Janice Light, associate professor of communication disorders, has been named the recipient of the Dorothy Jones Barnes Teaching Award, which honors a faculty member for excellence in teaching and contributions to the art of teaching. It is supported by an endowment from Dorothy Jones Barnes, a 1944 graduate of home economics, and her husband, William T. Barnes.
Light received a bachelor's degree in English from Carleton University and a bachelor's degree in education from the University of Ottawa. She received her master's degree and Ph.D in special education from the University of Toronto. She is known internationally as a pioneer in the area of Augmentative and Alternative Communication (AAC) and has developed the undergraduate and graduate courses in AAC at Penn State. Under her direction, the Department of Communication Disorders changed the requirements of the undergraduate and graduate curricula, and became one of the first programs in the United States and Canada to require students to develop competencies in AAC. She has published widely and recently completed a book, Building Communicative Competence With Individuals Who Use Augmentative And Alternative Communication.
In 1996, she received the Distinguished Lecturer Award from the International Society for Augmentative and Alternative Communication in recognition of her outstanding contributions to the field in research, teaching and service.

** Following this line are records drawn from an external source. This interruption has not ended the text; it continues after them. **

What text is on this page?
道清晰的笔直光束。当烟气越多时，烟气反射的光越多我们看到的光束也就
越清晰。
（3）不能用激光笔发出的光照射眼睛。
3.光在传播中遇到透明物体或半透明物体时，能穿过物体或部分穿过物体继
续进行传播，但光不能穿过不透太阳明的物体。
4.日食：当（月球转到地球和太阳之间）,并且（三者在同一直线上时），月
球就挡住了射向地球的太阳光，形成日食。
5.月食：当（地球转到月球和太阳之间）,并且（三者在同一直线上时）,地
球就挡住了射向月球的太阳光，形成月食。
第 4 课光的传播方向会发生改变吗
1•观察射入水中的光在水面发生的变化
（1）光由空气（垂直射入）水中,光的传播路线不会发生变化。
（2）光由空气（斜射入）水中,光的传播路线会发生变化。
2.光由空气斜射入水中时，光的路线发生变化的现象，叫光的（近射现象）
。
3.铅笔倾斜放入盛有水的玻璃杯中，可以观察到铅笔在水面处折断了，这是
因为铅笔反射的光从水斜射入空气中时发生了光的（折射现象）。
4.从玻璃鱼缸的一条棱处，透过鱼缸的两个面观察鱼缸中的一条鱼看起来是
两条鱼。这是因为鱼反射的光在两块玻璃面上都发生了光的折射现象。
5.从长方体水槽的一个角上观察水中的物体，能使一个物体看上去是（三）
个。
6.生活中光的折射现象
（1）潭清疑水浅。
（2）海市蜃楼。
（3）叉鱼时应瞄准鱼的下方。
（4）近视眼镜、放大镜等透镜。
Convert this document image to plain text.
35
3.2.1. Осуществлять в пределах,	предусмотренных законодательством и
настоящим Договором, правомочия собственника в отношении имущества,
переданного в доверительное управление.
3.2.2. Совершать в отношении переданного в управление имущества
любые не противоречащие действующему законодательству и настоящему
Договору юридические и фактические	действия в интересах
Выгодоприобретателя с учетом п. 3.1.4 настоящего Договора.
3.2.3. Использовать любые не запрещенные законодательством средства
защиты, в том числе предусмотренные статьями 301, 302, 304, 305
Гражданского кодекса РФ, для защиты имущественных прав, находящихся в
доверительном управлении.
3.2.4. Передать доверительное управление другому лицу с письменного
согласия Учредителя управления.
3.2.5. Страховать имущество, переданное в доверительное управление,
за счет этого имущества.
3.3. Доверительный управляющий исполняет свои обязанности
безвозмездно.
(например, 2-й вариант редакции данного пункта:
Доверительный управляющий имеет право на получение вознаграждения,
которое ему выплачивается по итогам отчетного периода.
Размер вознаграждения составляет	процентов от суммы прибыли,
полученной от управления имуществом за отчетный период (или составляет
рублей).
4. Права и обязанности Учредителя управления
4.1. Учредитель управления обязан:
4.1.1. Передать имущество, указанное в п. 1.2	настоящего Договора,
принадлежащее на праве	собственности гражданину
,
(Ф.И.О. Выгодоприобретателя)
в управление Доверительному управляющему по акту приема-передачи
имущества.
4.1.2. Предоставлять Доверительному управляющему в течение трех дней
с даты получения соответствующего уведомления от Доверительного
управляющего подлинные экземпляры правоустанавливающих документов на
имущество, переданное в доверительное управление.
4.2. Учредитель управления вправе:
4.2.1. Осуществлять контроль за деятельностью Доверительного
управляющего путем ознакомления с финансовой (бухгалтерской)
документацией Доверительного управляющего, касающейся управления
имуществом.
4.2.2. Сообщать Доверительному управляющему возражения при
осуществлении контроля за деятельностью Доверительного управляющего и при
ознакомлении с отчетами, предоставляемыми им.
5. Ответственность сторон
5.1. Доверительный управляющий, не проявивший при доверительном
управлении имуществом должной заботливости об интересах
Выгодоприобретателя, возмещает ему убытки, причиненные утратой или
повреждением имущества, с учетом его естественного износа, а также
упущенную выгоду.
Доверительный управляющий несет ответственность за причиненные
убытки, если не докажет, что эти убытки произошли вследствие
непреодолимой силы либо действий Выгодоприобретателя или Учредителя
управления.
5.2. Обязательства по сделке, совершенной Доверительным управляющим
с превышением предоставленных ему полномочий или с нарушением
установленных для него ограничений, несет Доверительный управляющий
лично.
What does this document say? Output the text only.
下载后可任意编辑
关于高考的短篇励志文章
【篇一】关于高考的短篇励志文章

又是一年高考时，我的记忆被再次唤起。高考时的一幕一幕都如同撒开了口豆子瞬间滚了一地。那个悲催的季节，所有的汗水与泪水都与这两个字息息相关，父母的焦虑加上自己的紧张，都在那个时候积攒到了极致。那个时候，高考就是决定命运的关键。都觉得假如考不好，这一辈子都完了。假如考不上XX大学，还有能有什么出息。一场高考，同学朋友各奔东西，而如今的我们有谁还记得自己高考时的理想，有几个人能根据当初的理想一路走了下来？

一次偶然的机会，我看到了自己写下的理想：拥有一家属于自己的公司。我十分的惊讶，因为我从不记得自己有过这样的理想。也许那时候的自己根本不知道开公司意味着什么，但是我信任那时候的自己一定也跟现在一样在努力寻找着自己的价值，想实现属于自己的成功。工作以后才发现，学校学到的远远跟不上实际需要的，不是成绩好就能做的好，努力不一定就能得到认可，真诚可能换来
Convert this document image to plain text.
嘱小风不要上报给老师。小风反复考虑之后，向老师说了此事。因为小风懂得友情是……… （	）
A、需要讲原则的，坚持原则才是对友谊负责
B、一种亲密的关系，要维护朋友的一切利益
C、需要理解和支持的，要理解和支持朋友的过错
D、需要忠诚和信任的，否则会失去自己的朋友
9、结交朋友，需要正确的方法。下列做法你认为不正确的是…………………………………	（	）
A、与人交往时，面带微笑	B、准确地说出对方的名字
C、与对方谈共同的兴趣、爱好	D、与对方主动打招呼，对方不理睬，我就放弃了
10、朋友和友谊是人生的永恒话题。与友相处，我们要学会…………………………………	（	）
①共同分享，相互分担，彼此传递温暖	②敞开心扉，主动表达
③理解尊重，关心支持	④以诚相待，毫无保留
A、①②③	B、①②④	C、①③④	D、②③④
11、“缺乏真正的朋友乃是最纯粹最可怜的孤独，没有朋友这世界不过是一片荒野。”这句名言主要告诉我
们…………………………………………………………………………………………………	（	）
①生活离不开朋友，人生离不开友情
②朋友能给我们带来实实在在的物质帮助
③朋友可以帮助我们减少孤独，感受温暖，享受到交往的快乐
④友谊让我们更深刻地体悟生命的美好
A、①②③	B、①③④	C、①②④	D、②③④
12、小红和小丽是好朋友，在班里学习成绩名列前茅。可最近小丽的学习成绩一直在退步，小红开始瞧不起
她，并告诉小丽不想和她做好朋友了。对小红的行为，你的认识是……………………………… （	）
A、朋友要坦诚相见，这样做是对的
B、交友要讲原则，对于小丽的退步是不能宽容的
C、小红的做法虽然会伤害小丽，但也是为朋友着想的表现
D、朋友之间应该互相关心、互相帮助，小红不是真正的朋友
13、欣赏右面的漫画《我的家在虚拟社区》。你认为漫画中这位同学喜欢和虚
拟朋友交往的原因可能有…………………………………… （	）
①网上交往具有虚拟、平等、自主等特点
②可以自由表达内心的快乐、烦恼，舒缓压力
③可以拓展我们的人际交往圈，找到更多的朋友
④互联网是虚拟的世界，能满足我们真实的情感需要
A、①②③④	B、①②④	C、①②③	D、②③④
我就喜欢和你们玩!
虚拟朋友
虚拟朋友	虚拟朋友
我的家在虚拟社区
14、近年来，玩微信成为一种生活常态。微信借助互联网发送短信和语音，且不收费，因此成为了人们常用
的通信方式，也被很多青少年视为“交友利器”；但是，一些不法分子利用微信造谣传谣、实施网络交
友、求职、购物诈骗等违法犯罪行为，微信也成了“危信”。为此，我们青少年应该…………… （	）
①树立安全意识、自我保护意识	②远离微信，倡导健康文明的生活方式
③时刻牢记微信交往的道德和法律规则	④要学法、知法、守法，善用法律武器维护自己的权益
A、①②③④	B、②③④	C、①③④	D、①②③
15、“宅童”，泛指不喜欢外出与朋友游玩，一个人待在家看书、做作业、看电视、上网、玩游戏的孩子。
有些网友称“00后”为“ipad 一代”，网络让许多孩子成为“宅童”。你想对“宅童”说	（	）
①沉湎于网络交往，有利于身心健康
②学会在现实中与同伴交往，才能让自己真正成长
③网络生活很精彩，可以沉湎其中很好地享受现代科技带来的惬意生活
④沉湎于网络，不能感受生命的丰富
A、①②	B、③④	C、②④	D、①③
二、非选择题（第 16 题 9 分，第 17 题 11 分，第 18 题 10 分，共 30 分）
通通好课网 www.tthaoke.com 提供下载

Karl M. Newell, professor of kinesiology and head of the Department of Kinesiology, will receive the 1999 Pauline Schmitt Russell Distinguished Research Career Award. The award honors a senior faculty member who has made outstanding research contributions to the field across a major portion of his or her career. Newell will present a special lecture on his research in the spring.
Newell received his certification in education from Nottingham University in England, and a diploma (first-class honors) from Loughborough College of Education in England. He received his master's degree and Ph.D. in physical education from the University of Illinois at Urbana-Champaign. His research focus is motor learning and control approached from a broad lifespan perspective.
His early work focused on the development of a coherent account of different kinds of information in motor skill acquisition. Another major contribution has been the development of a space-time theory of movement accuracy. Currently, Newell has several research projects under way. In one of these he is examining the structure of movement variability in both normal and abnormal movement. A practical impact of this work has been the earlier determination in clinical practice of the negative side effects of the prolonged intake of neuroleptic medication.